Stock-based compensation

Stock-based compensation

The Company has adopted ASC Topic 718, Accounting for Stock-Based Compensation (“ASC Topic 718”), which establishes a fair value-based method of accounting for stock-based compensation plans. In accordance with ASC Topic 718, the cost of stock-based awards issued to employees and non-employees over the awards vest period is measured on the grant date based on the fair value. The fair value is determined using the Black-Scholes option pricing model, which incorporates assumptions regarding the expected volatility, expected option life and risk-free interest rate.

The resulting amount is charged to expense on the straight-line basis over the period in which the Company expects to receive the benefit, which is generally the vesting period. Further, pursuant to ASU 2016-09 – Compensation – Stock Compensation (Topic 718), the Company has elected to account for forfeitures as they occur.

Income taxes

Income taxes

Income taxes are recorded in accordance with ASC Topic 740, Income Taxes (ASC Topic 740). Deferred tax assets and liabilities are determined based on the difference between the consolidated financial statement and tax bases of assets and liabilities using enacted tax rates in effect for the year in which the differences are expected to reverse. Valuation allowances are provided, if based upon the weight of available evidence, it is more likely than not that some or all of the deferred tax assets will not be realized. The Company has recorded a full valuation allowance against its deferred tax assets.

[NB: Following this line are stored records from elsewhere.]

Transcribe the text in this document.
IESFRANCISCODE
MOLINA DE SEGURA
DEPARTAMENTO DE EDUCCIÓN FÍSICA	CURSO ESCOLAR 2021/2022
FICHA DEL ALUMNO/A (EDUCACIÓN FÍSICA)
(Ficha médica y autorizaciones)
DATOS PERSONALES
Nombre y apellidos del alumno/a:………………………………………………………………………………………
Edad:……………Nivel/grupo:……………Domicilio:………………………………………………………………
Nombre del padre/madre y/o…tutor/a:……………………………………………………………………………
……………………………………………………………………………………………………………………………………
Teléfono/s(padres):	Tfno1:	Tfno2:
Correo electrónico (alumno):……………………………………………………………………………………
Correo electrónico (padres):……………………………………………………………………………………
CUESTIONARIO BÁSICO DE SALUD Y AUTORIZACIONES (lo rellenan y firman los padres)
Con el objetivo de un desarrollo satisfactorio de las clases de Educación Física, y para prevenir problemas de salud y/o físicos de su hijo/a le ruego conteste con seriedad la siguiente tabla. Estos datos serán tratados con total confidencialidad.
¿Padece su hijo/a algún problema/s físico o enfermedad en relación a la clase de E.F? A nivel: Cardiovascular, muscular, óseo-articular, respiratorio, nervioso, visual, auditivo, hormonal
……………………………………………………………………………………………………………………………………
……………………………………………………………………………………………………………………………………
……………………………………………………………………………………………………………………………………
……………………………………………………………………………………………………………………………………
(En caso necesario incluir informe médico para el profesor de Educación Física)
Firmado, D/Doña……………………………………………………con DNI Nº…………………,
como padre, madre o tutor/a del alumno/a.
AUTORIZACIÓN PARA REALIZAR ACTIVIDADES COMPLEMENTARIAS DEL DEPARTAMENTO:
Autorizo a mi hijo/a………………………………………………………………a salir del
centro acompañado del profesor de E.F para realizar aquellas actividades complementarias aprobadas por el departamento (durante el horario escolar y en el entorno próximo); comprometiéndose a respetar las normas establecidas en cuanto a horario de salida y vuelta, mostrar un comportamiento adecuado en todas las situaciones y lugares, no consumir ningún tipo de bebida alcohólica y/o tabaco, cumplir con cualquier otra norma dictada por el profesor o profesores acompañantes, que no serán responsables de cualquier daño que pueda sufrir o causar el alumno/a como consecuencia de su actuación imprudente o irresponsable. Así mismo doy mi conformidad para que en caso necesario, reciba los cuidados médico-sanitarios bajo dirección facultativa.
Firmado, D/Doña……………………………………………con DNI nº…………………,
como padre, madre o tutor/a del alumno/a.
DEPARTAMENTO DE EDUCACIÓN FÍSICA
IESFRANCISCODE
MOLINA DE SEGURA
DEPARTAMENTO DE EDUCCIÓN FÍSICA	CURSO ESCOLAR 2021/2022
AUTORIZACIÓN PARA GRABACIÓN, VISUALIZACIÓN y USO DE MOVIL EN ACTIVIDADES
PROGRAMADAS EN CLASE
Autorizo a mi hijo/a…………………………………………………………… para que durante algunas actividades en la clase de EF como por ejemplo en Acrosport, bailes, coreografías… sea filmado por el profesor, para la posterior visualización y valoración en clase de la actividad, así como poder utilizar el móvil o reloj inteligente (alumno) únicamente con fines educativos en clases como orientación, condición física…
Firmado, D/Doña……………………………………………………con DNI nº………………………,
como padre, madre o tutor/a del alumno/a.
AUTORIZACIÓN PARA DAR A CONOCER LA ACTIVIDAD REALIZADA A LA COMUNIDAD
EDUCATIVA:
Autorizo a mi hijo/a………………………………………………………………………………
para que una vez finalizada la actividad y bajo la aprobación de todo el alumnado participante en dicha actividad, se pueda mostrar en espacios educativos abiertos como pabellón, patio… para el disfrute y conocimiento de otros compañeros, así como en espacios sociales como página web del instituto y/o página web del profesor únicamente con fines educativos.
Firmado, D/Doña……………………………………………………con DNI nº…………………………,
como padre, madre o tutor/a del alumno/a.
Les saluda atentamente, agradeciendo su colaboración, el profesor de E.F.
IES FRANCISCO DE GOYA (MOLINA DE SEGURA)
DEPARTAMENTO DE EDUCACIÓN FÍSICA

The Company accounts for uncertain tax positions in accordance with the provisions of ASC Topic 740. When uncertain tax positions exist, the Company recognizes the tax benefit of tax positions to the extent that the benefit would more likely than not be realized assuming examination by the taxing authority. The determination as to whether the tax benefit will more likely than not be realized is based upon the technical merits of the tax position as well as consideration of the available facts and circumstances. The Company recognizes any interest and penalties accrued related to unrecognized tax benefits as income tax expense.

Recently issued accounting pronouncements

Recently issued accounting pronouncements

There are no recently issued, but not yet adopted, accounting pronouncements which are expected to have a material impact on the Company’s Financial Statements and related disclosures.